The Olympic Village in Tokyo registered its first positive COVID-19 test among the people staying there six days ahead of the games' Opening Ceremony. Tokyo 2020 President Seiko Hashimoto said during a news conference that the infected person was not an athlete, but someone involved in organizing the games. The International Olympic Committee has maintained that there is "zero risk" of people who are staying in the sealed-off section of Tokyo infecting anyone outside, but many people in Japan are still anxious about holding the games amid an increase in cases in the country. 

6

Report: Few cases of voter fraud in Arizona

Arizona county election officials have identified only 182 cases of potential voter fraud out of more than 3 million ballots cast in last year's presidential election, an Associated Press investigation found. The low percentage further discredits former President Donald Trump's claim that the election was stolen, AP notes. Of the 182 cases referred for further review, only four have led to charges, though no one has been convicted. Per AP, two of the cases that resulted in criminal charges involved Democratic voters and two involved Republicans. 

7

6-year-old girl killed in D.C. shooting

A six-year-old girl was killed and five adults suffered non-life-threatening injuries in a shooting in Washington, D.C., on Friday night, officials said. Metropolitan Police Department Executive Assistant Chief Ashan Benedict said officers in the area responded to the scene after hearing gunshots, and a group of people directed them to the victims. The child was taken to a local hospital where she was later pronounced dead. No arrests have been made so far, and there is little public information on potential suspects, though police urged people to be on the lookout for a "dark in color" vehicle.

8

U.S. diplomats in Vienna reportedly experienced symptoms similar to 'Havana Syndrome'

A slew of recent, mysterious health incidents affecting American diplomats and other government employees in Vienna, Austria, is under investigation, Biden administration officials said Friday. The symptoms appear to be similar to those reported by U.S. diplomats and intelligence officers in Havana, Cuba, in 2016 and 2017. The unexplained incidents have subsequently been dubbed the "Havana Syndrome." Some officials in both the Trump and Biden administrations have theorized that the injuries, which include brain damage, are deliberate attacks caused by microwave or radio wave weapons deployed by Russia's G.R.U intelligence service, but there's not yet any public consensus on the matter. The Vienna incidents were first reported by The New Yorker.

9

Health officials say monkeypox poses 'very little risk' to public

Dr. Philip Huang, the director of the Dallas County Department of Health and Human Services, said Friday that, along with the Centers for Disease Control and Prevention and the Texas Department of State Health Services, "we have determined that there is very little risk to the general public" after a traveler coming to Dallas from Nigeria flew while infected with a rare virus called monkeypox. Monkeypox is a relative of smallpox, but is both less transmissible and less deadly.
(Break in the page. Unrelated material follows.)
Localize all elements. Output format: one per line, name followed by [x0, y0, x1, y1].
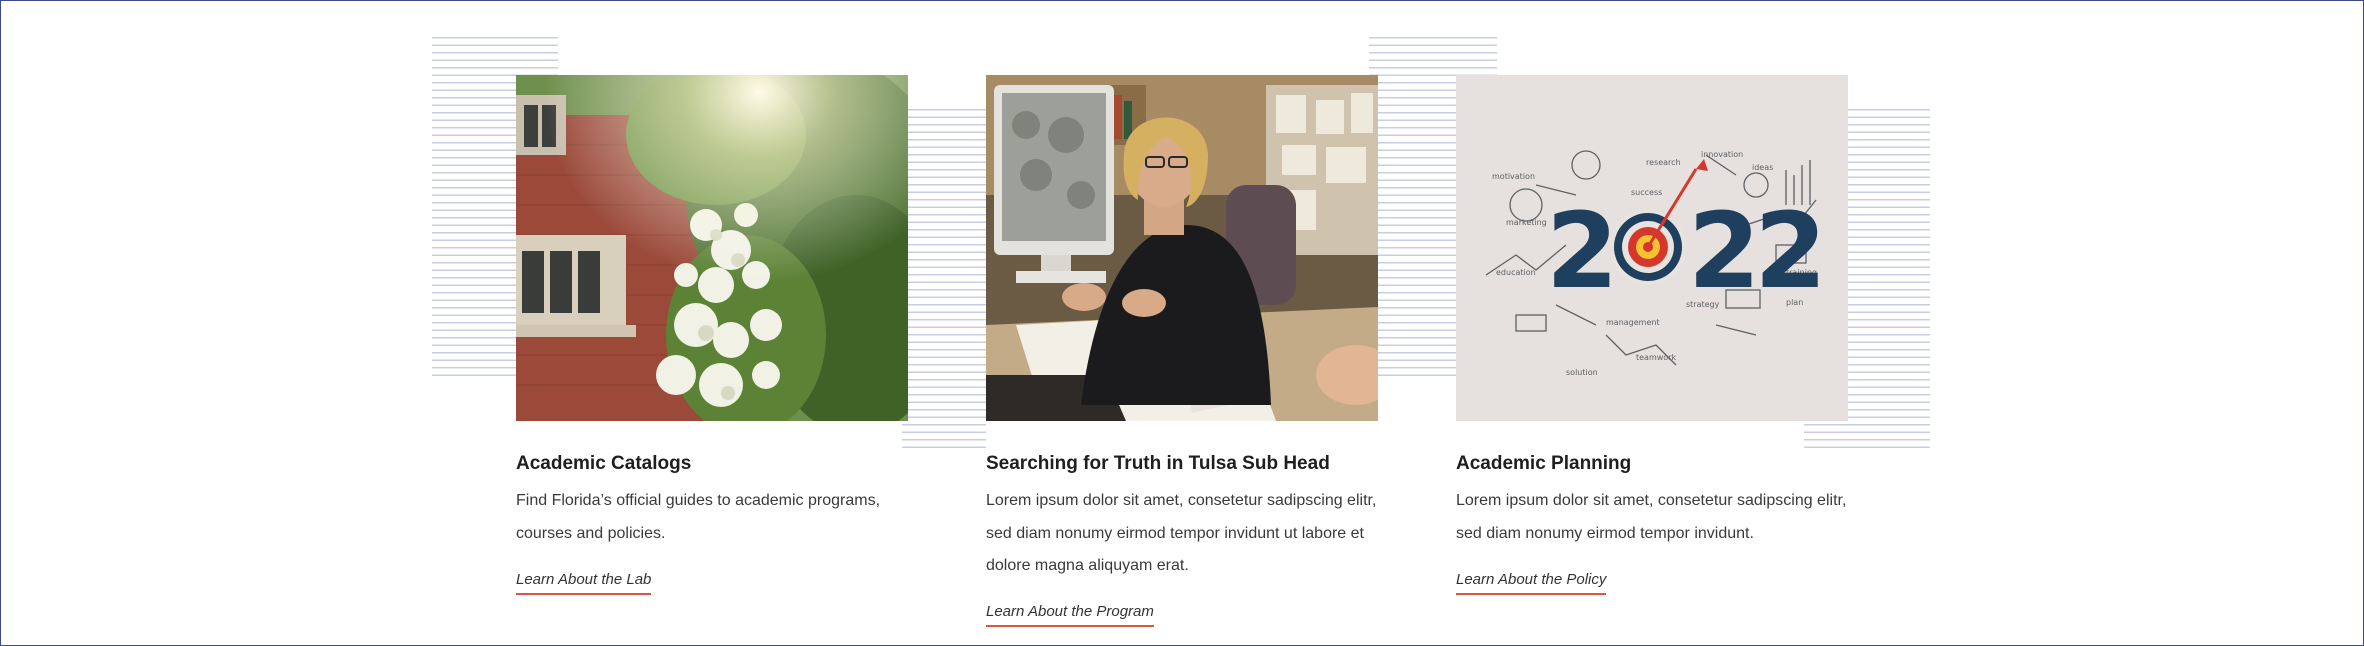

The infected person is reportedly in stable condition at a Dallas hospital. The CDC is working to contact other passengers on the patient's flight, but the agency noted that it's unlikely anyone else was infected because they "were required to masks" due to COVID-19 health and safety measures. 

10

Rapper Biz Markie dies at 57

Biz Markie, the rapper perhaps best known for the song "Just a Friend", died on Friday, his manager confirmed. He was 57. The cause of death has not been made public. Biz Markie, born Marcel Theo Hall, was diagnosed with Type 2 diabetes in his late 40s, The New York Times notes. Hailing from New York, Biz Markie's first foray into music was in his teenage years when he was a beatboxer and freestyle rapper. His debut album "Goin' Off" was released in 1988. On it, "Biz Markie introduced himself as a bumbling upstart with a juvenile sense of humor … but his charm and his skills were undeniable," the Times writes. Later, "Just a Friend" went platinum, reaching No. 5 on Billboard's Hot Rap Singles Chart.